Rouen is home to about forty organs, making it one of the richest cities in France in this field. Fifteen of them are listed as historic monuments, Rouen having been a hotbed of the art of organ building from the Renaissance to the 19th century.
Organ cases with exceptional sculpted decoration are on view for visitors to admire. The oldest can be admired at Saint-Vivien (1515) and Saint-Maclou (1541), while the 17th century shines brilliantly at Saint-Ouen (1630), at Saint-Patrice (1662), at the Cathedral (1689) or at Saint-Romain. In the 18th century, one of Europe’s most famous families of organ builders was based in Rouen: the Lefebvre family built the magnificent organ in the chapel of Hôpital Charles Nicolle (1731) and the grand orgue at Temple Saint-Eloi (1735), with its fantastically slender case. The Église de la Madeleine (1781) is also well worth a visit, with its venerable tribune organ case echoing the classical colonnade of the building’s façade.

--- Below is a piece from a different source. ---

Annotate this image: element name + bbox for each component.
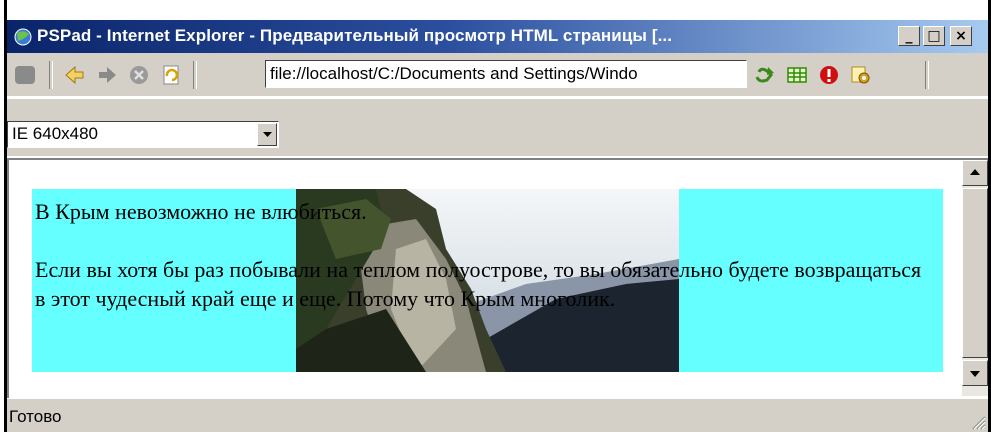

Several 19th-century Rouen organbuilders have left us masterpieces such as Saint-Sever and Saint-Vivien. And the brilliant Parisian organ builder Aristide Cavaillé-Coll built the two organs at Saint-Godard (1884) and above all the world-famous organ at Saint-Ouen (1890). “He left his entire personal fortune on it, such was his desire to create an exceptional instrument,” says Jean-Baptiste Monnot, co-titular of the organ. A successful project, since its 64 stops achieve a unique balance of sound, and the organ is now the most recorded in the world.

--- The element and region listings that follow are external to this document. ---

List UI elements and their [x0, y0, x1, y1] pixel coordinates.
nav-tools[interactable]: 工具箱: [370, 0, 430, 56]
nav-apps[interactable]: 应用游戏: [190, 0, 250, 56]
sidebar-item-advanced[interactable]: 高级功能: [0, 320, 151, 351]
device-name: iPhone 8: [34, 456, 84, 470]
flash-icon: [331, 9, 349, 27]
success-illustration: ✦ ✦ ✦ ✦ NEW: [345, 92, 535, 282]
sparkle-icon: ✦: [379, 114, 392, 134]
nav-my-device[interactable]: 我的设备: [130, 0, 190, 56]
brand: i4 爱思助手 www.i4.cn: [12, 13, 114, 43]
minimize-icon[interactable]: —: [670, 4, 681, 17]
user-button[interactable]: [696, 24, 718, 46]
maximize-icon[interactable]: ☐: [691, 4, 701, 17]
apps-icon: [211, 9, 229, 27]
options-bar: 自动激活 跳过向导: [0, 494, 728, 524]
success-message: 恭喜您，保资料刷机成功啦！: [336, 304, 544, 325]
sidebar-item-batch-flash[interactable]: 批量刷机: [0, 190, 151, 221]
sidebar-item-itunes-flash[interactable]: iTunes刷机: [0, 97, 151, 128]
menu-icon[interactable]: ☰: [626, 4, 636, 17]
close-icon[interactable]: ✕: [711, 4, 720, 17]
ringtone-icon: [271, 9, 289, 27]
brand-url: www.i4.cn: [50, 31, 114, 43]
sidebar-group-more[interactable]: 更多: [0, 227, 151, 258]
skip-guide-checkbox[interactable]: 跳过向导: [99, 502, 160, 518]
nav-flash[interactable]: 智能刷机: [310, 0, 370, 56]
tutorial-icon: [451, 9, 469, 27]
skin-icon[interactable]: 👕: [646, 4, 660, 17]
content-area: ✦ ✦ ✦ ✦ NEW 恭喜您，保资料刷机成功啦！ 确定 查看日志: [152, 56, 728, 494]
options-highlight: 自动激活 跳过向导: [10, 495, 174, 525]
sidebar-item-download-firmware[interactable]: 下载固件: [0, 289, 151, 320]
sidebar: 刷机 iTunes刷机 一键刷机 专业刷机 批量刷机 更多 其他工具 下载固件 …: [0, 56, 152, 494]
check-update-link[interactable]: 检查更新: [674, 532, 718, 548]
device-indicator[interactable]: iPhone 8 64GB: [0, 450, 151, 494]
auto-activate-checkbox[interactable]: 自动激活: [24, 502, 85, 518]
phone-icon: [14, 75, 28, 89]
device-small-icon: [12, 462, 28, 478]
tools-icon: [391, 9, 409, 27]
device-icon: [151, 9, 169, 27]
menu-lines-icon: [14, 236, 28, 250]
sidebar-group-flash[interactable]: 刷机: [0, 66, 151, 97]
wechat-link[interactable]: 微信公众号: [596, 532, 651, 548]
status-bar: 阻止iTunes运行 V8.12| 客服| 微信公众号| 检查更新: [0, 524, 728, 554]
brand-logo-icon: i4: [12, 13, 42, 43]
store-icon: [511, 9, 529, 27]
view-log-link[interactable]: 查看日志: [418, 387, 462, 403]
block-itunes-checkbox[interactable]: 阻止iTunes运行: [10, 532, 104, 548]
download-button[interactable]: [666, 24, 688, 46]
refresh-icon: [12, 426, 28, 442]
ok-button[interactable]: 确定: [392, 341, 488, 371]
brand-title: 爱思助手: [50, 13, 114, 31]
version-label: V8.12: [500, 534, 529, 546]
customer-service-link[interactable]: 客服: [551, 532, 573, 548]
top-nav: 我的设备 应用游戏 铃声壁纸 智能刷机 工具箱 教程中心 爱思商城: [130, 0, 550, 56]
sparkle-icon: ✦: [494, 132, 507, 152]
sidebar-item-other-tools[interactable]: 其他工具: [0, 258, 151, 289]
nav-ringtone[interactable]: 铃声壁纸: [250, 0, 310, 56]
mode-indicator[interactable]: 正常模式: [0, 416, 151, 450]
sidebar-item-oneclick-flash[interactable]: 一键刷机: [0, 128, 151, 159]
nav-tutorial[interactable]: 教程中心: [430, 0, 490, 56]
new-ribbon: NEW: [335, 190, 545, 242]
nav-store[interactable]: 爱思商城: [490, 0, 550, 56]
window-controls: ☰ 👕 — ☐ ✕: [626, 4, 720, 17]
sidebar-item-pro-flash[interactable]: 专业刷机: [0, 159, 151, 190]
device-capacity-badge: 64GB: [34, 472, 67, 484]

Most of these organs are heard in concert throughout the year. The city of Rouen is currently implementing a preservation plan. After the restoration of the organs at Saint-Godard, Saint-Sever and Saint-Hilaire, it’s now the turn of Saint-Romain, while organist François Ménissier trains brilliant young enthusiasts at the Conservatoire. “Entering a church can be impressive, which is why we’re looking to open up the instrument“, enthuses Jean-Baptiste Monnot, who has developed a small pipe organ that he plays outdoors to meet the general public. A joint project with schools in Paris, Berlin, New York and Boston will soon make Rouen a hotbed of organizational encounters.